ACHTERGROND - Amsterdam is de stad van dominees en kooplieden. Die laatsten hebben gezorgd voor een van de officieuze symbolen van de stad: de alom aanwezige Hermes, de Griekse god van de handel, kooplieden, dieven, boodschappers en reizigers.
De god – door de Romeinen aangeduid als Mercurius – wordt meestal afgebeeld als een naakte jonge man met twee attributen: de herautenstaf en een gevleugelde helm. Dit standbeeld maakt deel uit van de decoratie van het Tropenmuseum.
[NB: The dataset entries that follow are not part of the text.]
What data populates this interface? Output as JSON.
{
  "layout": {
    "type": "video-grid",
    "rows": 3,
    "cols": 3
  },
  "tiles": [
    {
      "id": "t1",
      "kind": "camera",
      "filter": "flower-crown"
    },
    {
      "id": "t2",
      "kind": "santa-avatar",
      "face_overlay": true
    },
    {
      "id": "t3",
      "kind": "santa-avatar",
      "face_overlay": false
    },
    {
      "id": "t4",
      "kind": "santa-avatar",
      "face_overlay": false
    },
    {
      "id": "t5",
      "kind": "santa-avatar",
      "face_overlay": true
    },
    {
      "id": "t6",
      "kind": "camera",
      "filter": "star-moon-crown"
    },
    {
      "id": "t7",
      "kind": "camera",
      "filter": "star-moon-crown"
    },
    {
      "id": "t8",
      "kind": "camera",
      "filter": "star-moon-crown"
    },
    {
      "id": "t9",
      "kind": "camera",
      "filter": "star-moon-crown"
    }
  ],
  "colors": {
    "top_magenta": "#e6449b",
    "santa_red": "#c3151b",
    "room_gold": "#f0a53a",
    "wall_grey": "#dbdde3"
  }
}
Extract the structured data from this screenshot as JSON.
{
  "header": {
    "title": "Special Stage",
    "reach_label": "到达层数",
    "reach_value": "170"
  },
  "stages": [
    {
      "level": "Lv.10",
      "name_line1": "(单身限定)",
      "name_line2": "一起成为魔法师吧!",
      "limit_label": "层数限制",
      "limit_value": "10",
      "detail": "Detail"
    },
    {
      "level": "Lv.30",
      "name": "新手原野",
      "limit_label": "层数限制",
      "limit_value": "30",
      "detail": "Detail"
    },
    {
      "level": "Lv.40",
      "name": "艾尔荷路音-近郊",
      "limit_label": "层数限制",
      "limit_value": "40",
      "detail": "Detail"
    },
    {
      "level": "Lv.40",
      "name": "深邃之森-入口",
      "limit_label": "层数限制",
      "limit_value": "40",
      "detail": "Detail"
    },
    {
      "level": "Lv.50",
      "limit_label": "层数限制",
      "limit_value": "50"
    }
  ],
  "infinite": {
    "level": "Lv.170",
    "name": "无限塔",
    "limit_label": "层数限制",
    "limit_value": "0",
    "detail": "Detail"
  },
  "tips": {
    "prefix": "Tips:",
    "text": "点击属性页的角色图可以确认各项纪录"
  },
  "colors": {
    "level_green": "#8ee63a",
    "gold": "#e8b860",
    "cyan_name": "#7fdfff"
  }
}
De beeldhouwers die de sculptuur verzorgden van de Beurs van Berlage hadden wat meer moeite met naaktheid en gaven Hermes een mantel over de schouders en een nogal onpraktisch ogende rok die, zo te zien, permanent met de arm moest worden opgehouden.
Een derde attribuut van Hermes is de goed-gevulde beurs. Deze mies kijkende Hermes siert het herbouwde V.O.C.-schip ‘Amsterdam’, dat voor anker ligt bij het Scheepvaartmuseum.
Niet zelden heeft Hermes ook laarzen met vleugels. In de Griekse oudheid kon hij ook worden afgebeeld als een oude man, maar die is in onze eigen traditie bij mijn weten nooit aangeslagen. Ook de ‘herme’, een zuil met alleen een portret en een fallus, is niet erg populair geworden (zelfs niet op de Wallen). De ‘Hermes-als-kleuter’ is het dan weer wel, zoals dit guitige kereltje op het dak van het huis aan de Keizersgracht 64.